Obsessions are thoughts that are repetitive, intrusive, involuntary, irrational, and anxiety-provoking. Any thought that has these five criteria can be considered obsessions.

When people commonly talk about being “obsessed” with something — for instance, “Scott is obsessed with dating Julie” — they mean that Scott thinks repeatedly about Julie. Perhaps thoughts of Julie intrude into his consciousness from time to time. But I would doubt that Scott would describe his thoughts about Julie as irrational, or involuntary, or anxiety-provoking (unless he has a touch of social anxiety or fears rejection). Scott’s condition would better be described as an “infatuation.” (One should note that the word originally meant “to be made foolish.”)

Obsessions also need to be distinguished from worries, although the distinction here is more murky.
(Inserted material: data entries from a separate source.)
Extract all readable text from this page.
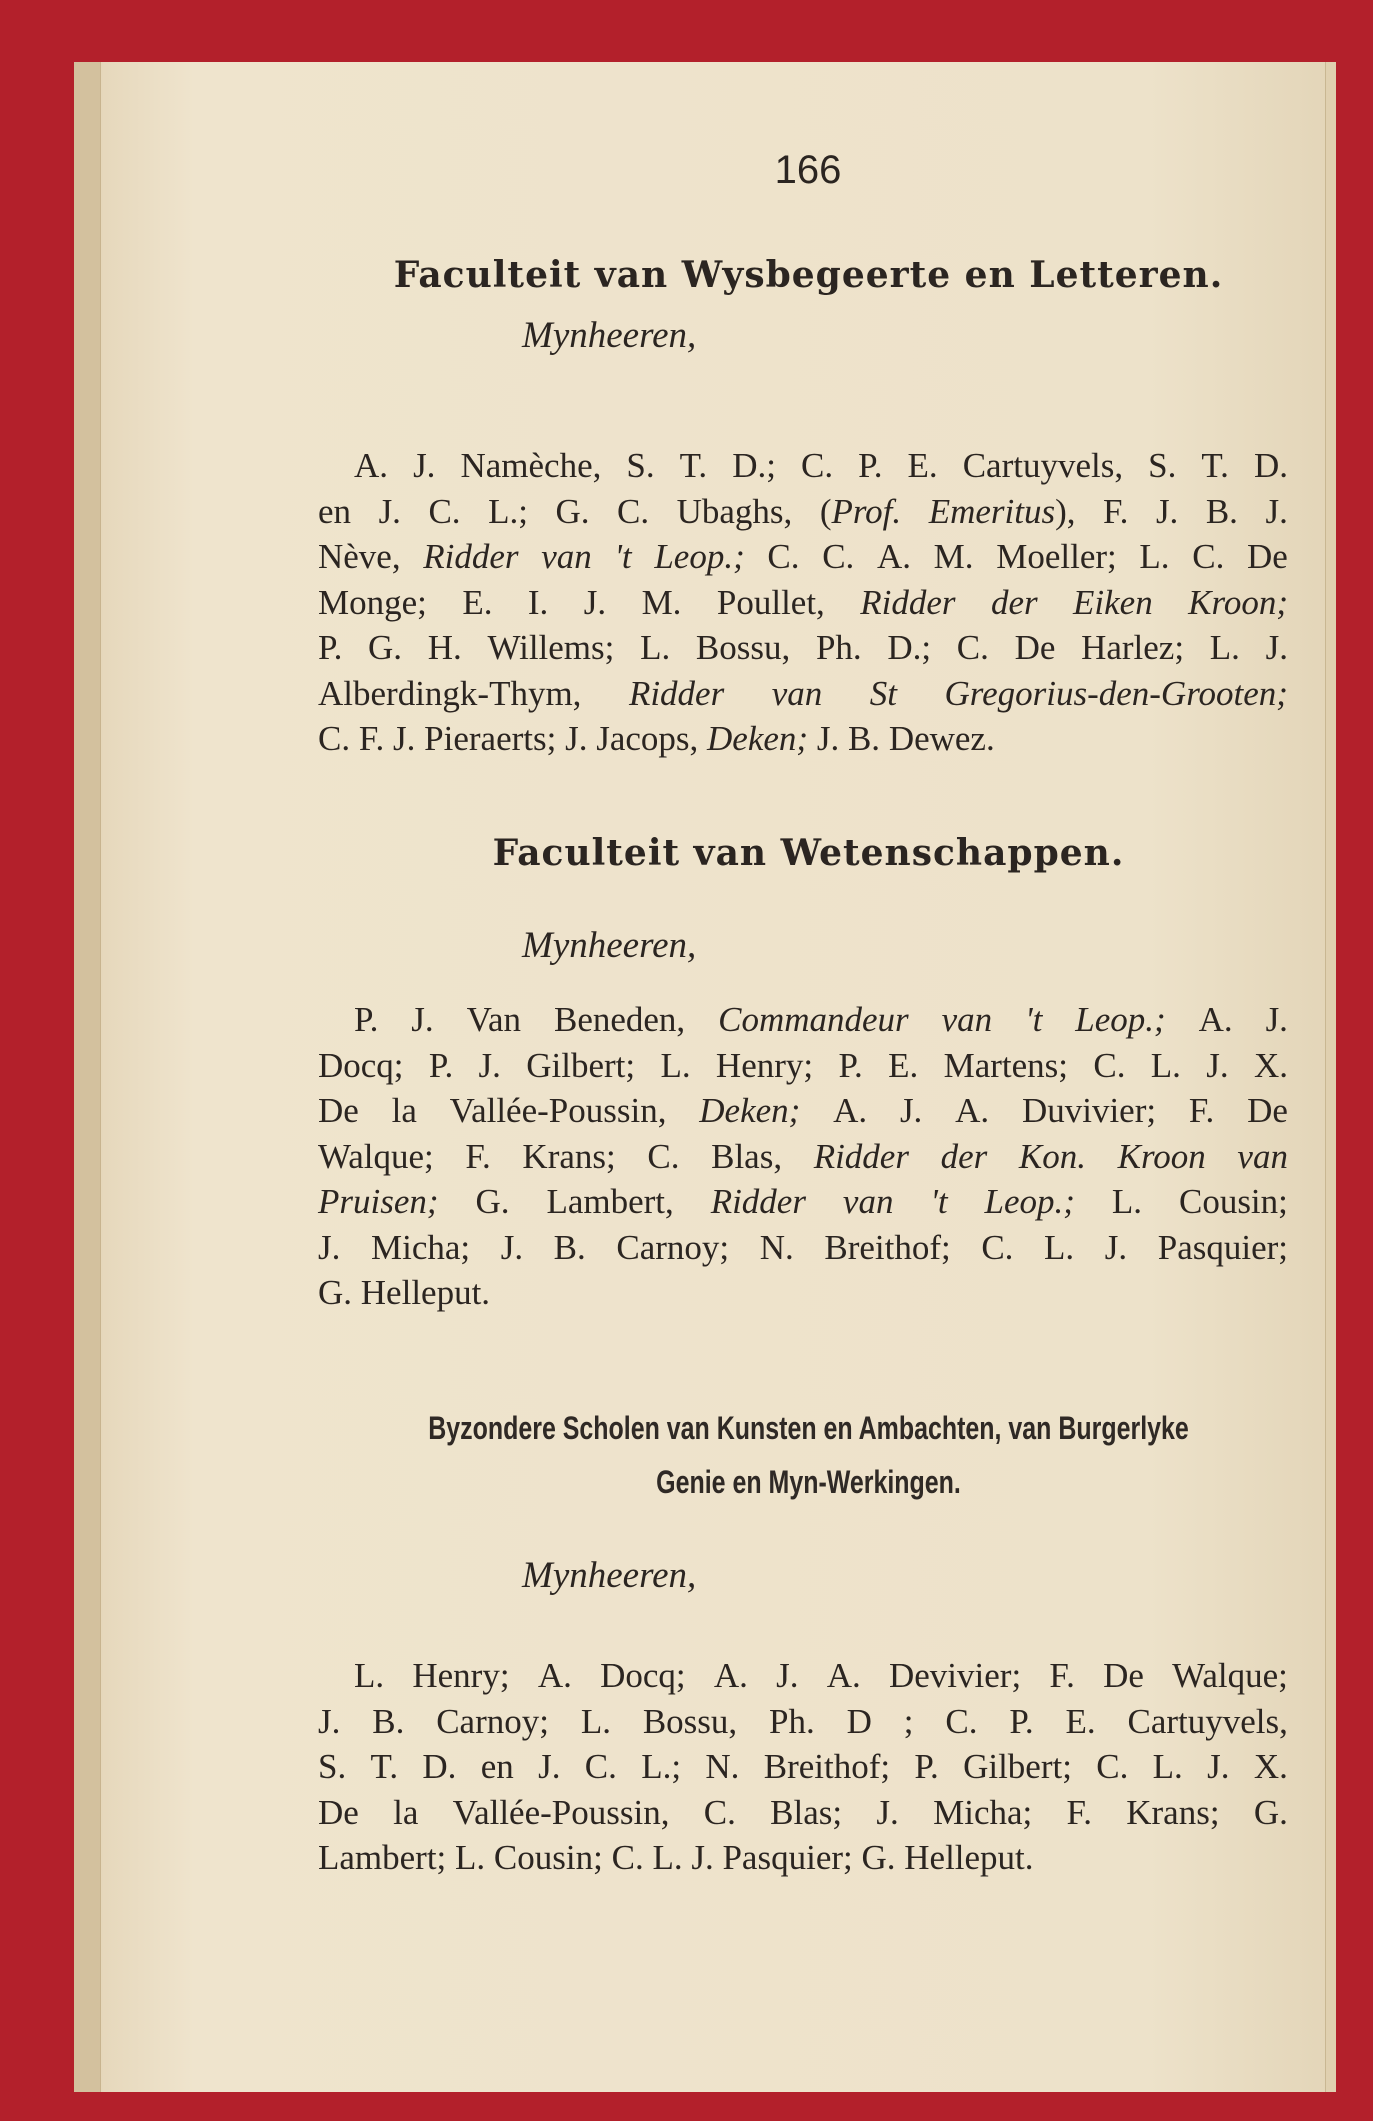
166
Faculteit van Wysbegeerte en Letteren.
Mynheeren,
A. J. Namèche, S. T. D.; C. P. E. Cartuyvels, S. T. D.
en J. C. L.; G. C. Ubaghs, (Prof. Emeritus), F. J. B. J.
Nève, Ridder van 't Leop.; C. C. A. M. Moeller; L. C. De
Monge; E. I. J. M. Poullet, Ridder der Eiken Kroon;
P. G. H. Willems; L. Bossu, Ph. D.; C. De Harlez; L. J.
Alberdingk-Thym, Ridder van St Gregorius-den-Grooten;
C. F. J. Pieraerts; J. Jacops, Deken; J. B. Dewez.
Faculteit van Wetenschappen.
Mynheeren,
P. J. Van Beneden, Commandeur van 't Leop.; A. J.
Docq; P. J. Gilbert; L. Henry; P. E. Martens; C. L. J. X.
De la Vallée-Poussin, Deken; A. J. A. Duvivier; F. De
Walque; F. Krans; C. Blas, Ridder der Kon. Kroon van
Pruisen; G. Lambert, Ridder van 't Leop.; L. Cousin;
J. Micha; J. B. Carnoy; N. Breithof; C. L. J. Pasquier;
G. Helleput.
Byzondere Scholen van Kunsten en Ambachten, van Burgerlyke
Genie en Myn-Werkingen.
Mynheeren,
L. Henry; A. Docq; A. J. A. Devivier; F. De Walque;
J. B. Carnoy; L. Bossu, Ph. D ; C. P. E. Cartuyvels,
S. T. D. en J. C. L.; N. Breithof; P. Gilbert; C. L. J. X.
De la Vallée-Poussin, C. Blas; J. Micha; F. Krans; G.
Lambert; L. Cousin; C. L. J. Pasquier; G. Helleput.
The essential difference is that obsessions are irrational and thus are not concerning real-life problems. The person who obsesses may know that the stove is turned off, or that they didn’t accidentally drive over someone, but still they have to check in order to feel certain. The person with obsessions would also want to think of anything except their obsession.
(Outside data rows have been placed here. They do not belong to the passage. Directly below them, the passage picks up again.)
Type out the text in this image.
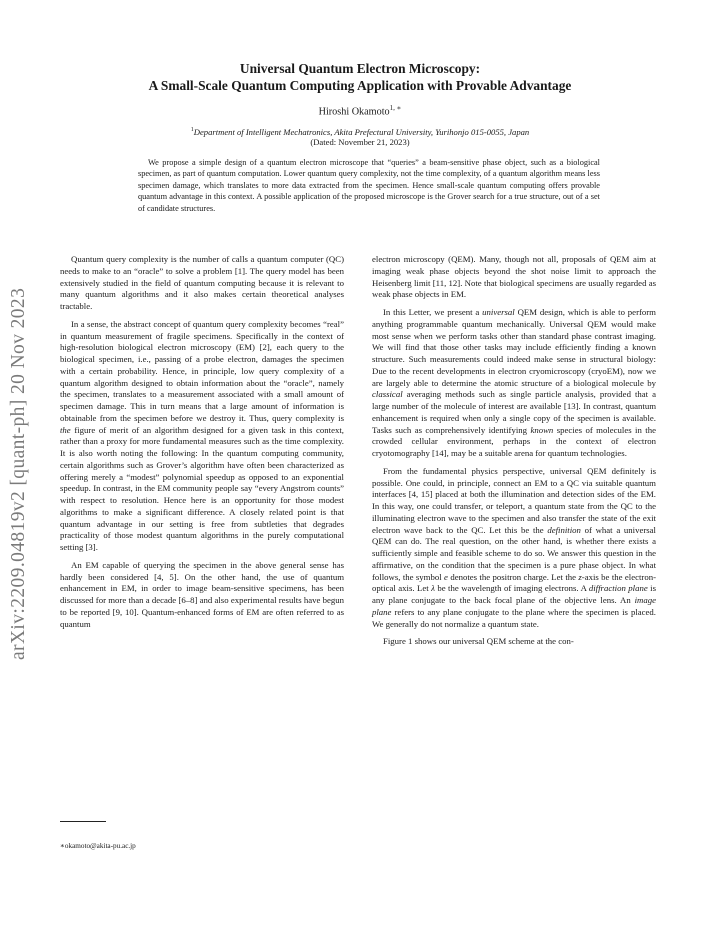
arXiv:2209.04819v2 [quant-ph] 20 Nov 2023
Universal Quantum Electron Microscopy:
A Small-Scale Quantum Computing Application with Provable Advantage
Hiroshi Okamoto$^{1, ∗}$
$^1$Department of Intelligent Mechatronics, Akita Prefectural University, Yurihonjo 015-0055, Japan
(Dated: November 21, 2023)
We propose a simple design of a quantum electron microscope that “queries” a beam-sensitive phase object, such as a biological specimen, as part of quantum computation. Lower quantum query complexity, not the time complexity, of a quantum algorithm means less specimen damage, which translates to more data extracted from the specimen. Hence small-scale quantum computing offers provable quantum advantage in this context. A possible application of the proposed microscope is the Grover search for a true structure, out of a set of candidate structures.

Quantum query complexity is the number of calls a quantum computer (QC) needs to make to an “oracle” to solve a problem [1]. The query model has been extensively studied in the field of quantum computing because it is relevant to many quantum algorithms and it also makes certain theoretical analyses tractable.

In a sense, the abstract concept of quantum query complexity becomes “real” in quantum measurement of fragile specimens. Specifically in the context of high-resolution biological electron microscopy (EM) [2], each query to the biological specimen, i.e., passing of a probe electron, damages the specimen with a certain probability. Hence, in principle, low query complexity of a quantum algorithm designed to obtain information about the “oracle”, namely the specimen, translates to a measurement associated with a small amount of specimen damage. This in turn means that a large amount of information is obtainable from the specimen before we destroy it. Thus, query complexity is the figure of merit of an algorithm designed for a given task in this context, rather than a proxy for more fundamental measures such as the time complexity. It is also worth noting the following: In the quantum computing community, certain algorithms such as Grover’s algorithm have often been characterized as offering merely a “modest” polynomial speedup as opposed to an exponential speedup. In contrast, in the EM community people say “every Angstrom counts” with respect to resolution. Hence here is an opportunity for those modest algorithms to make a significant difference. A closely related point is that quantum advantage in our setting is free from subtleties that degrades practicality of those modest quantum algorithms in the purely computational setting [3].

An EM capable of querying the specimen in the above general sense has hardly been considered [4, 5]. On the other hand, the use of quantum enhancement in EM, in order to image beam-sensitive specimens, has been discussed for more than a decade [6–8] and also experimental results have begun to be reported [9, 10]. Quantum-enhanced forms of EM are often referred to as quantum

electron microscopy (QEM). Many, though not all, proposals of QEM aim at imaging weak phase objects beyond the shot noise limit to approach the Heisenberg limit [11, 12]. Note that biological specimens are usually regarded as weak phase objects in EM.

In this Letter, we present a universal QEM design, which is able to perform anything programmable quantum mechanically. Universal QEM would make most sense when we perform tasks other than standard phase contrast imaging. We will find that those other tasks may include efficiently finding a known structure. Such measurements could indeed make sense in structural biology: Due to the recent developments in electron cryomicroscopy (cryoEM), now we are largely able to determine the atomic structure of a biological molecule by classical averaging methods such as single particle analysis, provided that a large number of the molecule of interest are available [13]. In contrast, quantum enhancement is required when only a single copy of the specimen is available. Tasks such as comprehensively identifying known species of molecules in the crowded cellular environment, perhaps in the context of electron cryotomography [14], may be a suitable arena for quantum technologies.

From the fundamental physics perspective, universal QEM definitely is possible. One could, in principle, connect an EM to a QC via suitable quantum interfaces [4, 15] placed at both the illumination and detection sides of the EM. In this way, one could transfer, or teleport, a quantum state from the QC to the illuminating electron wave to the specimen and also transfer the state of the exit electron wave back to the QC. Let this be the definition of what a universal QEM can do. The real question, on the other hand, is whether there exists a sufficiently simple and feasible scheme to do so. We answer this question in the affirmative, on the condition that the specimen is a pure phase object. In what follows, the symbol e denotes the positron charge. Let the z-axis be the electron-optical axis. Let λ be the wavelength of imaging electrons. A diffraction plane is any plane conjugate to the back focal plane of the objective lens. An image plane refers to any plane conjugate to the plane where the specimen is placed. We generally do not normalize a quantum state.

Figure 1 shows our universal QEM scheme at the con-

∗okamoto@akita-pu.ac.jp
Worrying, on the other hand, is best defined as dwelling on one’s feelings or problems with reference to the future; if the reference is to the past, this same process is called rumination. Worry and rumination are not entirely involuntary: if a person were asked whether worrying or ruminating does them any good, they would often say yes (while admitting that it also does them harm). The person with OCD would generally describe their obsessions as completely useless and would gladly be free of them in a heartbeat. Worriers find it harder to want to give up worrying.

Finally, it is important to know that just having obsessions does not equal having obsessive-compulsive disorder (OCD). Eighty percent of the population has occasional obsessive thoughts. What defines OCD is the disordered fear of obsessions, which causes great distress, and may be accompanied by compulsive actions that artificially terminate the obsessive thought. Generally speaking, the less willing one is to have obsessions, the more likely one is to have them and to go on to develop OCD. If obsessions are accepted as quirky products of one’s association cortex, and are given no more importance, they will not become feared — and so one would be protected against ever developing OCD.